Istilah reklamasi merupakan turunan dari bahasa Inggris yaitu; reclamation yang berasal dari kata kerja reclaim yang berarti mengambil kembali, dengan penekanan pada kata “kembali” (Hasni, 2010. Hukum Penataan Ruang dan Penatagunaan Tanah, Jakarta, hlm. 351.). Dalam tataran kebijakan, reklamasi merupakan pembangunan bagai keping mata uang yang berdiri di atas dua sisi yang berbeda. Disatu sisi memiliki keuntungan yang sangat besar bagi kawasan yang semula kurang produktif menjadi kawasan yang bernilai ekonomi tinggi. Disisi lain, menjadi ancaman serius bagi kerusakan ekosistem yang lebih buruk, serta degradasi pola sosial-ekonomi terhadap masyarakat setempat yang terkena dampak secara langsung.
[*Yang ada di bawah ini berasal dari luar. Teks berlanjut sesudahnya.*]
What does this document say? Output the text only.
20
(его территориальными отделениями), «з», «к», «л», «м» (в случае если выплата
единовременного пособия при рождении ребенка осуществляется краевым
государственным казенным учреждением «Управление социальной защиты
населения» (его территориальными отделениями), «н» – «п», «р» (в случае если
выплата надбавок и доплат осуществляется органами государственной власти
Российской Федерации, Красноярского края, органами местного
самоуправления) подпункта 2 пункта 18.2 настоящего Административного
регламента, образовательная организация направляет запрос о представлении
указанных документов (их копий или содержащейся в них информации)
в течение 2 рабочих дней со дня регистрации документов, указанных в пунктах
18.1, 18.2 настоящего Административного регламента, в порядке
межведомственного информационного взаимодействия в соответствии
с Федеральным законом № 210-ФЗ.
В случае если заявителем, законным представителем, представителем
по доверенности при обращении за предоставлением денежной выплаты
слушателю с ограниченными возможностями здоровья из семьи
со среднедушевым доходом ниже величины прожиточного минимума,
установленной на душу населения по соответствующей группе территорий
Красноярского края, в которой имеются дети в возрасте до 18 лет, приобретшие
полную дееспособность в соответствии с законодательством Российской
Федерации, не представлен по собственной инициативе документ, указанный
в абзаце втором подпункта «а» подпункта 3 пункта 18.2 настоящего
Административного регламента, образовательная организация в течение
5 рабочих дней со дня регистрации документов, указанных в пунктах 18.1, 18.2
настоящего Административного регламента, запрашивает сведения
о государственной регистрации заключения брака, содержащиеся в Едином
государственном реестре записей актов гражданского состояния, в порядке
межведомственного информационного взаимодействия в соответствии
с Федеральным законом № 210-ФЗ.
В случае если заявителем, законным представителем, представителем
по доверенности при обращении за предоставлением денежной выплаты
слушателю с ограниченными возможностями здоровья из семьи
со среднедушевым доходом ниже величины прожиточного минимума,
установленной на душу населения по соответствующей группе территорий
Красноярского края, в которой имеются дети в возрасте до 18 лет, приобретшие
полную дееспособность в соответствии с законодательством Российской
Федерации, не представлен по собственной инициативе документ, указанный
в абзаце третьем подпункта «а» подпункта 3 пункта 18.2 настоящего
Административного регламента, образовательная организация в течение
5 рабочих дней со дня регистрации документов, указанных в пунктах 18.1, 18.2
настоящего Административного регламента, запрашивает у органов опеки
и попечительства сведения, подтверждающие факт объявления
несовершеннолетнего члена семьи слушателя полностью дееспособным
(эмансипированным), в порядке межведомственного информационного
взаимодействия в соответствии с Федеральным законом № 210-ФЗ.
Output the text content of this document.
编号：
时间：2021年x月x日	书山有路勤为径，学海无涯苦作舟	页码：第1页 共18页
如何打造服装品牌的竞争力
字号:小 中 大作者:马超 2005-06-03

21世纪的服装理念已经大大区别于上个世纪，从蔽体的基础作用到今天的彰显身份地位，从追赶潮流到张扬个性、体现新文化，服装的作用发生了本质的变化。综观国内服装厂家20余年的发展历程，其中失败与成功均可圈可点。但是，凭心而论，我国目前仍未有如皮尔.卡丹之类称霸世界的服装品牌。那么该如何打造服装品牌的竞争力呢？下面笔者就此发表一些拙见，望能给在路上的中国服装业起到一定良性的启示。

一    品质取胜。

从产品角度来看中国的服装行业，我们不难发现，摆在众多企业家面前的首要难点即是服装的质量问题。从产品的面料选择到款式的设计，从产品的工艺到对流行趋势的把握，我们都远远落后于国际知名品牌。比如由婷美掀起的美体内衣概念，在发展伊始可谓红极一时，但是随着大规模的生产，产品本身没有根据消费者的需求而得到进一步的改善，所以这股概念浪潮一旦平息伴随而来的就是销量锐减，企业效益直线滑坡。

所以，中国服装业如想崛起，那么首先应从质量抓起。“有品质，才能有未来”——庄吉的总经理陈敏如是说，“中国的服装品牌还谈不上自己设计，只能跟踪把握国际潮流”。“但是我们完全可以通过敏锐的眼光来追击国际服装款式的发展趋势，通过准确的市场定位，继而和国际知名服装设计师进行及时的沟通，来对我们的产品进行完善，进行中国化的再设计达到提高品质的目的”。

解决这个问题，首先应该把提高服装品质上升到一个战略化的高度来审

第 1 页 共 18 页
Dalam hukum positif di Indonesia pengaturan mengenai reklamasi dapat dilihat dalam Pasal 1 butir 23 Undang – Undang Nomor 27 Tahun 2007 sebagaimana telah diubah menjadi Undang – Undang Nomor 1 tahun 2014 tentang Pengelolaan Wilayah Pesisir dan Pulau – Pulau Kecil, menjelaskan bahwa reklamasi adalah kegiatan yang dilakukan oleh orang dalam rangka meningkatkan manfaat sumber daya lahan ditinjau dari sudut lingkungan dan sosial-ekonomi dengan cara pengurugan, pengeringan lahan atau drainase. Selanjutnya, dalam Pasal 34 menjelaskan bahwa reklamasi hanya dapat dilaksanakan jika manfaat sosial dan ekonomi yang diperoleh lebih besar dari biaya sosial dan biaya ekonomi yang dikeluarkan. Namun demikian, pelaksanaan reklamasi juga wajib menjaga dan memperhatikan beberapa hal seperti; keberlanjutan kehidupan dan penghidupan masyarakat, keseimbangan antara kepentingan pemanfaatan dan kepentingan pelestarian fungsi lingkungan pesisir dan pulau – pulau kecil.

Hingga saat ini tercatat sedikitnya 17 kabupaten/kota di Indonesia yang menerapkan kebijakan reklamasi. Ironisnya, nelayan selalu ditempatkan sebagai pihak tergusur dan memaksa nelayan untuk beralih profesi, serta mengabaikan pelestarian fungsi lingkungan hidup. Tak terkecuali kegiatan reklamasi di wilayah pesisir Pantai Makassar, salah satunya adalah proyek pembangunan kawasan Centre Point of Indonesia (CPI).

Abai AMDAL

Mengigat wilayah pesisir sangat rentan akan kerusakan ekosistem, maka Analisis Mengena Dampak Lingkungan (AMDAL) mesti ditempatkan sebagai instrumen pokok dalam pengelolaan lingkungan hidup. Keberadaan AMDAL sangatlah diperlukan guna memperkecil resiko dari pembangunan yang akan berdampak penting terhadap lingkungan hidup.

Yang terpenting, AMDAL harus menjadi basis pembangunan berkelanjutan (sustanaible development) dan berwawasan lingkungan hidup yang dicita – citakan secara bersama di tengah kuatnya arus pembangunan untuk memajukan kesejahteraan hidup dalam berbagai bidang kehidupan.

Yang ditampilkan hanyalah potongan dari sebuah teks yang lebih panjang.